Admittedly if we had neither of those two we would have no reason to ever activate our Harbor, but lets see what happens if we force our decreasingly-random bot to always activate their Harbor when able:
Well if there had been any doubt before that the Harbor/Tuna Boat combo makes all the apple farmers sad, there isn’t much left now. Another interesting thing to note about this pair of graphs is that the earnings by Tuna Boats for winning players is more than the earnings for all players by a margin significantly larger than we have for the other establishments. This further supports our suspicion that Tuna Boats are too strong by suggesting a correlation between winning players and Tuna Boat income. What can be done about that though? Tuna Boats are interesting to play with because they don’t provide a set number of coins so we don’t want to get rid of them…but what if we just got rid of some of them? What if we started the deck with only 2 Tuna Boats, rather than 6?

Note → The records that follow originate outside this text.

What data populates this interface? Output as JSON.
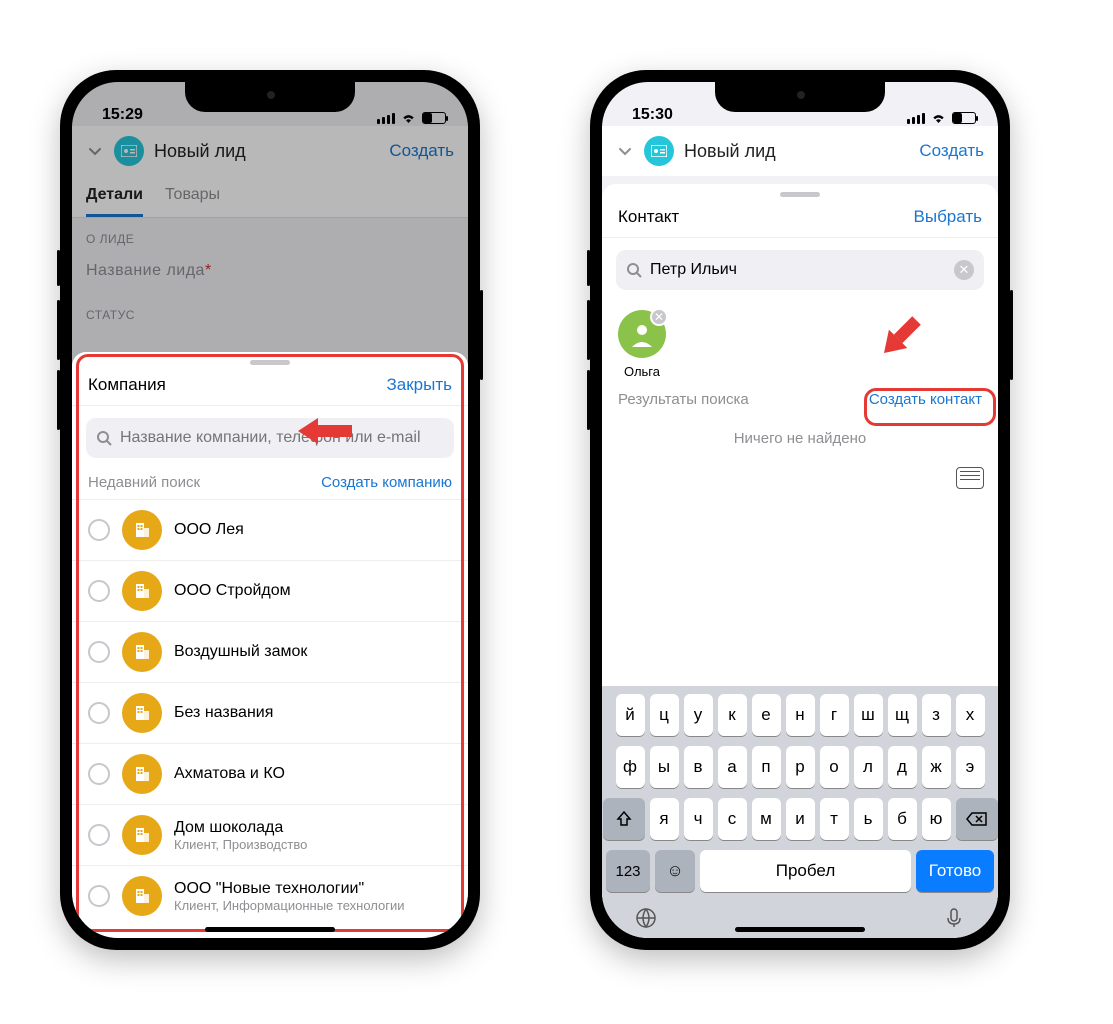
{
  "left": {
    "time": "15:29",
    "header_title": "Новый лид",
    "header_action": "Создать",
    "tabs": [
      "Детали",
      "Товары"
    ],
    "section_label": "О ЛИДЕ",
    "field_lead_name": "Название лида",
    "status_label": "СТАТУС",
    "sheet_title": "Компания",
    "sheet_close": "Закрыть",
    "search_placeholder": "Название компании, телефон или e-mail",
    "recent_label": "Недавний поиск",
    "create_company": "Создать компанию",
    "companies": [
      {
        "name": "ООО Лея",
        "sub": ""
      },
      {
        "name": "ООО Стройдом",
        "sub": ""
      },
      {
        "name": "Воздушный замок",
        "sub": ""
      },
      {
        "name": "Без названия",
        "sub": ""
      },
      {
        "name": "Ахматова и КО",
        "sub": ""
      },
      {
        "name": "Дом шоколада",
        "sub": "Клиент, Производство"
      },
      {
        "name": "ООО \"Новые технологии\"",
        "sub": "Клиент, Информационные технологии"
      }
    ]
  },
  "right": {
    "time": "15:30",
    "header_title": "Новый лид",
    "header_action": "Создать",
    "sheet_title": "Контакт",
    "sheet_select": "Выбрать",
    "search_value": "Петр Ильич",
    "chip_name": "Ольга",
    "results_label": "Результаты поиска",
    "create_contact": "Создать контакт",
    "empty_text": "Ничего не найдено",
    "kb_rows": [
      [
        "й",
        "ц",
        "у",
        "к",
        "е",
        "н",
        "г",
        "ш",
        "щ",
        "з",
        "х"
      ],
      [
        "ф",
        "ы",
        "в",
        "а",
        "п",
        "р",
        "о",
        "л",
        "д",
        "ж",
        "э"
      ],
      [
        "я",
        "ч",
        "с",
        "м",
        "и",
        "т",
        "ь",
        "б",
        "ю"
      ]
    ],
    "kb_123": "123",
    "kb_space": "Пробел",
    "kb_done": "Готово"
  }
}
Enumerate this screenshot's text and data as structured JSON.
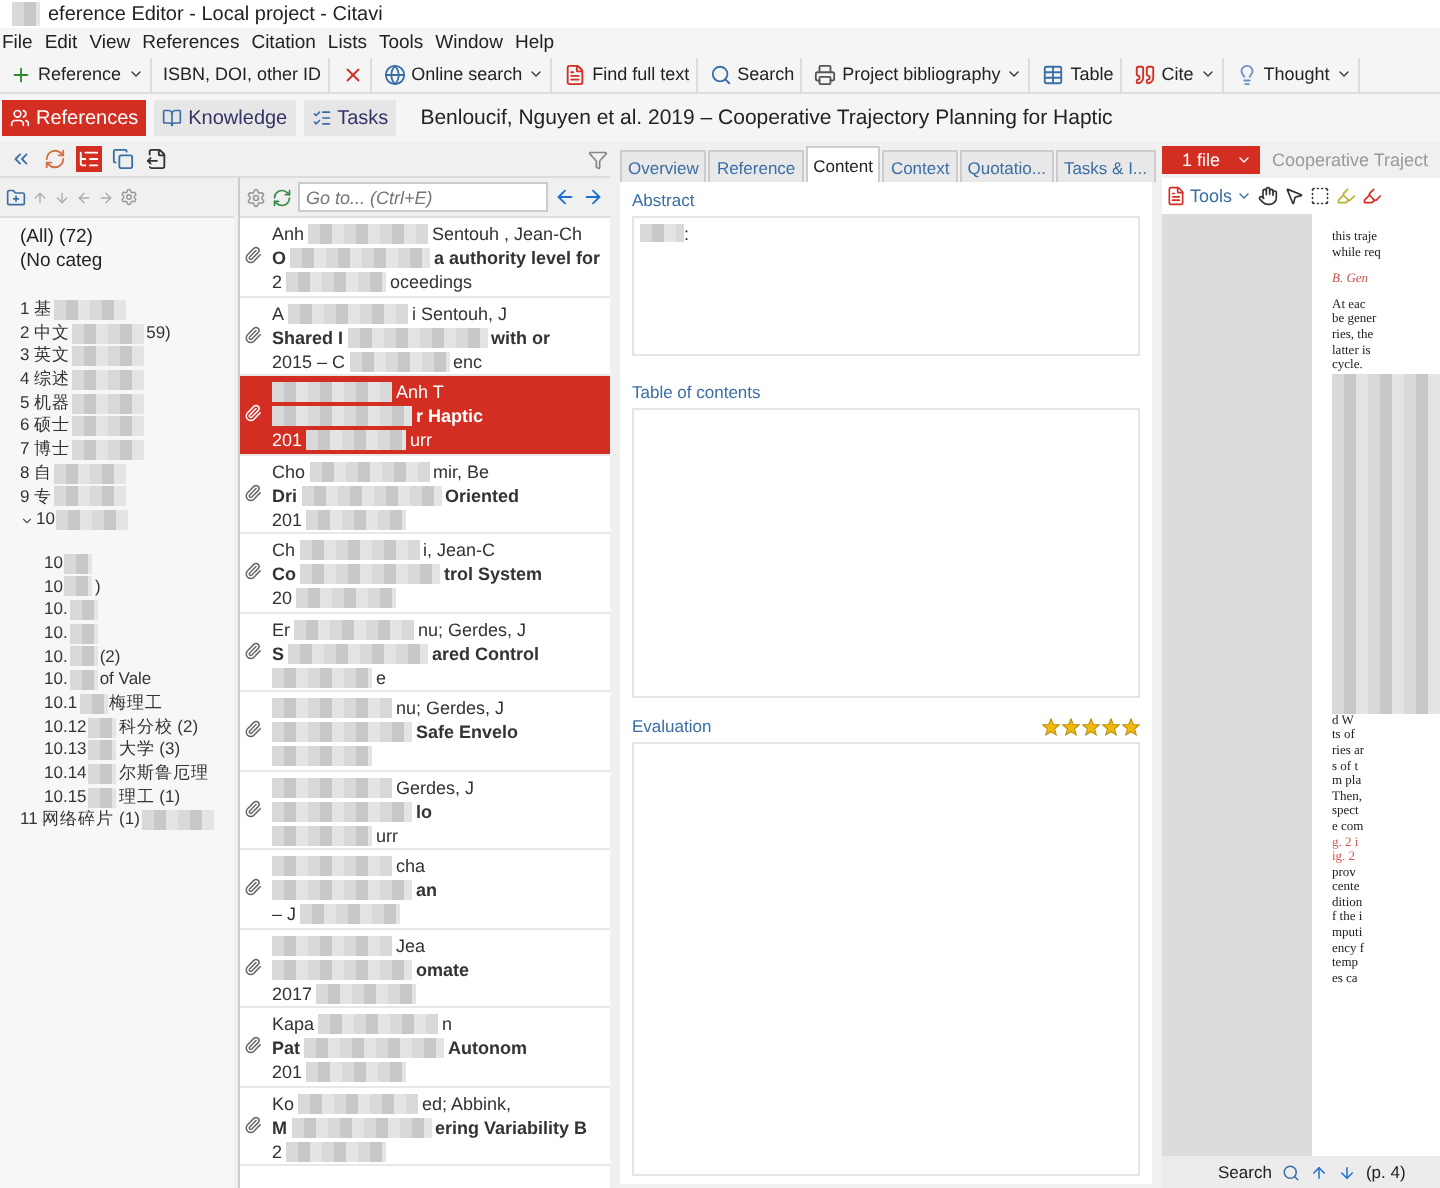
{
  "window": {
    "title": "eference Editor - Local project - Citavi"
  },
  "menu": [
    "File",
    "Edit",
    "View",
    "References",
    "Citation",
    "Lists",
    "Tools",
    "Window",
    "Help"
  ],
  "toolbar": [
    {
      "kind": "button",
      "label": "Reference",
      "dropdown": true
    },
    {
      "kind": "button",
      "label": "ISBN, DOI, other ID",
      "dropdown": false
    },
    {
      "kind": "delete"
    },
    {
      "kind": "button",
      "label": "Online search",
      "dropdown": true
    },
    {
      "kind": "button",
      "label": "Find full text",
      "dropdown": false
    },
    {
      "kind": "button",
      "label": "Search",
      "dropdown": false
    },
    {
      "kind": "button",
      "label": "Project bibliography",
      "dropdown": true
    },
    {
      "kind": "button",
      "label": "Table",
      "dropdown": false
    },
    {
      "kind": "button",
      "label": "Cite",
      "dropdown": true
    },
    {
      "kind": "button",
      "label": "Thought",
      "dropdown": true
    }
  ],
  "nav_tabs": [
    {
      "label": "References",
      "selected": true
    },
    {
      "label": "Knowledge",
      "selected": false
    },
    {
      "label": "Tasks",
      "selected": false
    }
  ],
  "heading": "Benloucif, Nguyen et al. 2019 – Cooperative Trajectory Planning for Haptic",
  "categories": {
    "fixed": [
      "(All) (72)",
      "(No categ"
    ],
    "tree": [
      {
        "start": "1 基"
      },
      {
        "start": "2 中文",
        "end": "59)"
      },
      {
        "start": "3 英文"
      },
      {
        "start": "4 综述"
      },
      {
        "start": "5 机器"
      },
      {
        "start": "6 硕士"
      },
      {
        "start": "7 博士"
      },
      {
        "start": "8 自"
      },
      {
        "start": "9 专"
      },
      {
        "start": "10",
        "children": [
          {
            "start": "10"
          },
          {
            "start": "10",
            "end": ")"
          },
          {
            "start": "10."
          },
          {
            "start": "10."
          },
          {
            "start": "10.",
            "end": "(2)"
          },
          {
            "start": "10.",
            "end": "of Vale"
          },
          {
            "start": "10.1",
            "end": "梅理工"
          },
          {
            "start": "10.12",
            "end": "科分校 (2)"
          },
          {
            "start": "10.13",
            "end": "大学 (3)"
          },
          {
            "start": "10.14",
            "end": "尔斯鲁厄理"
          },
          {
            "start": "10.15",
            "end": "理工 (1)"
          }
        ]
      },
      {
        "start": "11 网络碎片 (1)"
      }
    ]
  },
  "references": {
    "goto_placeholder": "Go to... (Ctrl+E)",
    "rows": [
      {
        "selected": false,
        "authors": {
          "start": "Anh",
          "end": "Sentouh , Jean-Ch"
        },
        "title": {
          "start": "O",
          "end": "a authority level for"
        },
        "meta": {
          "start": "2",
          "end": "oceedings"
        }
      },
      {
        "selected": false,
        "authors": {
          "start": "A",
          "end": "i Sentouh, J"
        },
        "title": {
          "start": "Shared I",
          "end": "with or"
        },
        "meta": {
          "start": "2015 – C",
          "end": "enc"
        }
      },
      {
        "selected": true,
        "authors": {
          "end": "Anh T"
        },
        "title": {
          "end": "r Haptic"
        },
        "meta": {
          "start": "201",
          "end": "urr"
        }
      },
      {
        "selected": false,
        "authors": {
          "start": "Cho",
          "end": "mir, Be"
        },
        "title": {
          "start": "Dri",
          "end": "Oriented"
        },
        "meta": {
          "start": "201"
        }
      },
      {
        "selected": false,
        "authors": {
          "start": "Ch",
          "end": "i, Jean-C"
        },
        "title": {
          "start": "Co",
          "end": "trol System"
        },
        "meta": {
          "start": "20"
        }
      },
      {
        "selected": false,
        "authors": {
          "start": "Er",
          "end": "nu; Gerdes, J"
        },
        "title": {
          "start": "S",
          "end": "ared Control"
        },
        "meta": {
          "end": "e"
        }
      },
      {
        "selected": false,
        "authors": {
          "end": "nu; Gerdes, J"
        },
        "title": {
          "end": "Safe Envelo"
        },
        "meta": {}
      },
      {
        "selected": false,
        "authors": {
          "end": "Gerdes, J"
        },
        "title": {
          "end": "lo"
        },
        "meta": {
          "end": "urr"
        }
      },
      {
        "selected": false,
        "authors": {
          "end": "cha"
        },
        "title": {
          "end": "an"
        },
        "meta": {
          "start": "– J"
        }
      },
      {
        "selected": false,
        "authors": {
          "end": "Jea"
        },
        "title": {
          "end": "omate"
        },
        "meta": {
          "start": "2017"
        }
      },
      {
        "selected": false,
        "authors": {
          "start": "Kapa",
          "end": "n"
        },
        "title": {
          "start": "Pat",
          "end": "Autonom"
        },
        "meta": {
          "start": "201"
        }
      },
      {
        "selected": false,
        "authors": {
          "start": "Ko",
          "end": "ed; Abbink,"
        },
        "title": {
          "start": "M",
          "end": "ering Variability B"
        },
        "meta": {
          "start": "2"
        }
      }
    ]
  },
  "details": {
    "tabs": [
      {
        "label": "Overview",
        "selected": false
      },
      {
        "label": "Reference",
        "selected": false
      },
      {
        "label": "Content",
        "selected": true
      },
      {
        "label": "Context",
        "selected": false
      },
      {
        "label": "Quotatio...",
        "selected": false
      },
      {
        "label": "Tasks & I...",
        "selected": false
      }
    ],
    "abstract": {
      "label": "Abstract",
      "text": ":"
    },
    "toc": {
      "label": "Table of contents"
    },
    "evaluation": {
      "label": "Evaluation",
      "stars": 5
    }
  },
  "pdf": {
    "file_button": "1 file",
    "doc_tab": "Cooperative Traject",
    "tools": "Tools",
    "top_lines": [
      {
        "text": "this traje",
        "kind": "body"
      },
      {
        "text": "while req",
        "kind": "body"
      },
      {
        "text": "B. Gen",
        "kind": "heading"
      },
      {
        "text": "At eac",
        "kind": "body"
      },
      {
        "text": "be gener",
        "kind": "body"
      },
      {
        "text": "ries, the",
        "kind": "body"
      },
      {
        "text": "latter is",
        "kind": "body"
      },
      {
        "text": "cycle.",
        "kind": "body"
      }
    ],
    "bottom_lines": [
      {
        "text": "d W",
        "kind": "body"
      },
      {
        "text": "ts of",
        "kind": "body"
      },
      {
        "text": "ries ar",
        "kind": "body"
      },
      {
        "text": "s of t",
        "kind": "body"
      },
      {
        "text": "m pla",
        "kind": "body"
      },
      {
        "text": "Then,",
        "kind": "body"
      },
      {
        "text": "spect",
        "kind": "body"
      },
      {
        "text": "e com",
        "kind": "body"
      },
      {
        "text": "g. 2 i",
        "kind": "ref"
      },
      {
        "text": "ig. 2",
        "kind": "ref"
      },
      {
        "text": "prov",
        "kind": "body"
      },
      {
        "text": "cente",
        "kind": "body"
      },
      {
        "text": "dition",
        "kind": "body"
      },
      {
        "text": "f the i",
        "kind": "body"
      },
      {
        "text": "mputi",
        "kind": "body"
      },
      {
        "text": "ency f",
        "kind": "body"
      },
      {
        "text": "temp",
        "kind": "body"
      },
      {
        "text": "es ca",
        "kind": "body"
      }
    ],
    "search": "Search",
    "page": "(p. 4)"
  }
}
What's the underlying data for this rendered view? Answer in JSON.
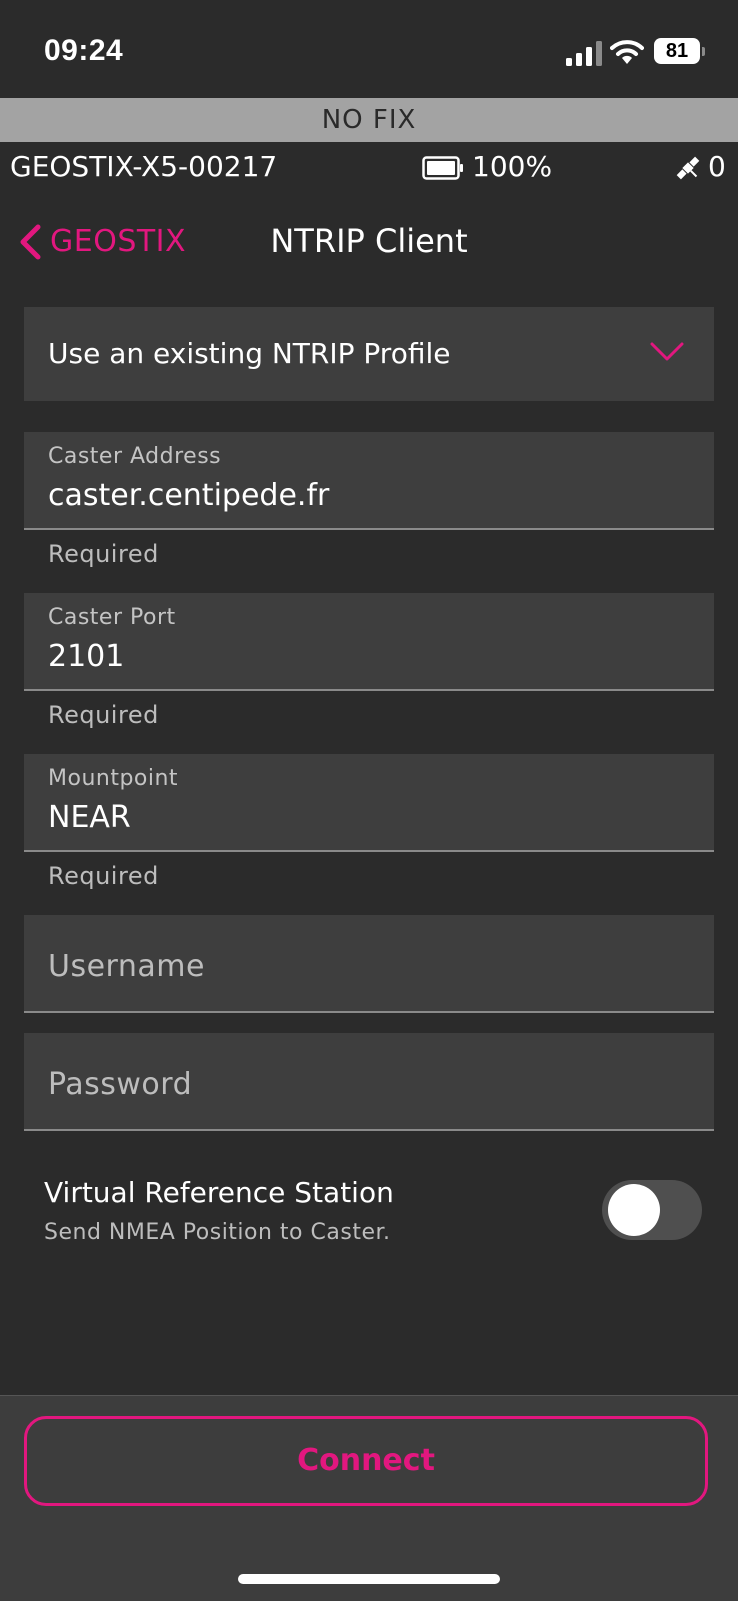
{
  "status_bar": {
    "time": "09:24",
    "battery": "81"
  },
  "fix_banner": "NO FIX",
  "device": {
    "name": "GEOSTIX-X5-00217",
    "battery": "100%",
    "satellites": "0"
  },
  "nav": {
    "back_label": "GEOSTIX",
    "title": "NTRIP Client"
  },
  "profile_select": {
    "label": "Use an existing NTRIP Profile"
  },
  "fields": {
    "caster_address": {
      "label": "Caster Address",
      "value": "caster.centipede.fr",
      "helper": "Required"
    },
    "caster_port": {
      "label": "Caster Port",
      "value": "2101",
      "helper": "Required"
    },
    "mountpoint": {
      "label": "Mountpoint",
      "value": "NEAR",
      "helper": "Required"
    },
    "username": {
      "placeholder": "Username"
    },
    "password": {
      "placeholder": "Password"
    }
  },
  "vrs": {
    "title": "Virtual Reference Station",
    "subtitle": "Send NMEA Position to Caster.",
    "enabled": false
  },
  "connect_button": "Connect",
  "colors": {
    "accent": "#e2177f",
    "background": "#2b2b2b",
    "card": "#3e3e3e"
  }
}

That’s a lot better! Apple Orchards are still bad it would seem, but at least the average earnings by Tuna Boats is now a lot closer to that of the other establishments. I haven’t included the graphs here but the same situation appears to be true if we only count earnings for winning players. I haven’t tried playing an actual game like this but I can envision a world in which this isn’t fun to play because the one or two people that do get Tuna Boats might just win a disappointingly large fraction of the time. Another option that gets around this would be to just have the Tuna Boat roll one die on activation, rather than two:
That seems to work too! Now that we’ve nerfed Tuna Boats, what about Apple Orchards? Well maybe now that there are fewer Tuna Boats (or the ones we have aren’t quite as explosive), lets try give some randomness back to our “random” player, and let them randomly choose whether or not they want to activate their Harbor. I’m going to take this as a simulation of the fact that maybe they don’t have any Tuna Boats, or maybe they do but they have many Apple Orchards and don’t fancy their chances. Whatever the reason, here’s what our million games tells us:
Success! We seem to have managed both to nerf Tuna Boats somewhat and to bring Apple Orchards (ever so slightly) back into the world of profitability. You even have a choice of means by which to achieve it! I must add that all of this should be taken with a sizable grain of salt, mostly because randomly-played games aren’t amazing approximations for human players but also because my implementation of the game could simply be wrong. If you’d like to check (or just run your own experiments), the source for my simulation is available on Github.